On 05/04/17 15:10, Chris Dollin wrote:
I've eyeballed the commits. Thanks, Andy. Two things:

    E_Regex.java line 80 "we could non-eval exception."
<https://github.com/apache/jena/compare/master...afs:epimorphics_reports#diff-35f629317420ff3f22f8a6c927cbe26c>

I didn't understand the comment.

"We could throw a non-eval exception."

as per the commented code on the line after.

I found that there was no need to rebuild the exception in local testing. During the expression build step, it is not inside a FILTER catching ExprEvalException. And the stack is misleading as it would be moved.


RegexXerces parallels the code of RegexJava and so
needs a similar change.

Sure - it isn't used by default.

RegexXerces is only needed for "x" flag which Java does not support.

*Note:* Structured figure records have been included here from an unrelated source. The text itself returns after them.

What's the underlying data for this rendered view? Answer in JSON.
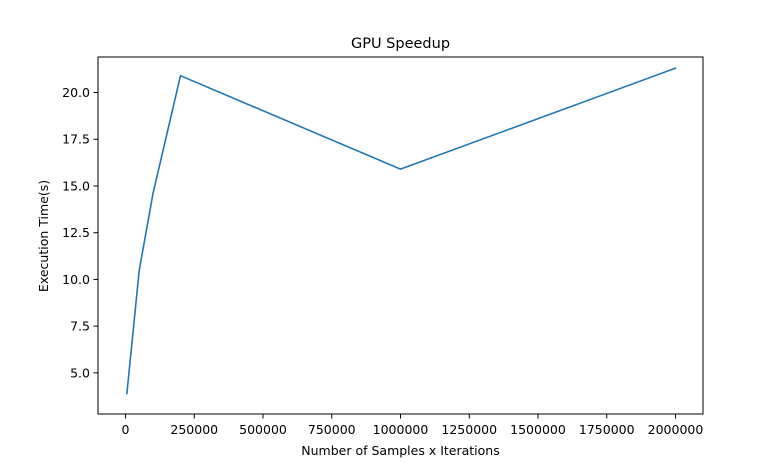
{
  "chart_data": {
    "type": "line",
    "title": "GPU Speedup",
    "xlabel": "Number of Samples x Iterations",
    "ylabel": "Execution Time(s)",
    "xlim": [
      -100000,
      2100000
    ],
    "ylim": [
      2.8,
      21.9
    ],
    "xticks": [
      0,
      250000,
      500000,
      750000,
      1000000,
      1250000,
      1500000,
      1750000,
      2000000
    ],
    "xtick_labels": [
      "0",
      "250000",
      "500000",
      "750000",
      "1000000",
      "1250000",
      "1500000",
      "1750000",
      "2000000"
    ],
    "yticks": [
      5.0,
      7.5,
      10.0,
      12.5,
      15.0,
      17.5,
      20.0
    ],
    "ytick_labels": [
      "5.0",
      "7.5",
      "10.0",
      "12.5",
      "15.0",
      "17.5",
      "20.0"
    ],
    "grid": false,
    "series": [
      {
        "color": "#1f77b4",
        "x": [
          5000,
          50000,
          100000,
          200000,
          1000000,
          2000000
        ],
        "y": [
          3.9,
          10.5,
          14.6,
          20.9,
          15.9,
          21.3
        ]
      }
    ]
  }
}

I will run code when I have unbroken my Eclipse.

Chris

On 5 April 2017 at 14:23, Chris Dollin <[email protected]> wrote:

Thanks Andy I will look at them shortly.

I can clean up the unit test we used for the cancellation
case, it's fast but it only shows that closing the QueryIterSort
iterator closes the source iterator to -- I've been wondering
how to do an integration test that shows that the "didn't close"
warnings have gone away.

I will construct a test for the regex changes.

Chris

(struggling with Eclipse)



On 5 April 2017 at 13:15, Andy Seaborne <[email protected]> wrote:

Please take a look at the two commits on

https://github.com/afs/jena/tree/epimorphics_reports

One for regex, one for query cancellation in sorts.

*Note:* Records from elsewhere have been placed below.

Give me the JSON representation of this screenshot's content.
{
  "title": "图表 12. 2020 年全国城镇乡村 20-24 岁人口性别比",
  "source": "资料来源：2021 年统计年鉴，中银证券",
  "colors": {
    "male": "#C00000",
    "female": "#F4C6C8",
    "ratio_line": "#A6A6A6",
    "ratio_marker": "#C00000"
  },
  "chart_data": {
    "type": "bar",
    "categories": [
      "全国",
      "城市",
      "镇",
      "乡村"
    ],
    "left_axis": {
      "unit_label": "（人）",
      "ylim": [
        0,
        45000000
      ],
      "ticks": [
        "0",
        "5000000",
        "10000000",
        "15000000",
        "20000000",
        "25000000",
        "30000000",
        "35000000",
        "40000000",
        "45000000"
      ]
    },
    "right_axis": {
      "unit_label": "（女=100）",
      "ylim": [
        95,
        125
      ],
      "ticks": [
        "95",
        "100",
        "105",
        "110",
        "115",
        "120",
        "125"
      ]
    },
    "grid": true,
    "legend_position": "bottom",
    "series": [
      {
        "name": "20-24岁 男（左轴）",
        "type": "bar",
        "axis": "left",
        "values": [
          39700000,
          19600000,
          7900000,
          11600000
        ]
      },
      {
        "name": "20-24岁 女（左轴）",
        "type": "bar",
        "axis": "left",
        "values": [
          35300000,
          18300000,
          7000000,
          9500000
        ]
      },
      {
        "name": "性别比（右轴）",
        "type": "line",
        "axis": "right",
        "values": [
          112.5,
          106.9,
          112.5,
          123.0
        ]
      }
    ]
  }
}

Do you have a test or two (which aren't very slow)?

        Andy


On 04/04/17 14:25, Chris Dollin wrote:

On 3 April 2017 at 16:30, Andy Seaborne <[email protected]> wrote:


What I proposed is to treat bad dynamic regexs as an evaluation error,
with warning, not a syntax error.


OK, I misunderstood.



Is that compatible with

the SPARQL spec? I looked at the relevant sections
and left unsure.


The spec says nothing about bad regexs.



So we /could/ say that evaluation an expression with a
syntactically illegal pattern terminated the query without
violating the spec. But we don't need to since the effect
we wanted was not to have enormous logs with a line
for each illegal regex, and we can use Log.warnOnce to
suppress duplicate messages.

[Of course the expression might evaluate differently
each time so there could still be lots of distinct
log lines but that's another edg on what's already an
edge case...]

I am happy with your 1/ and 2/ approach.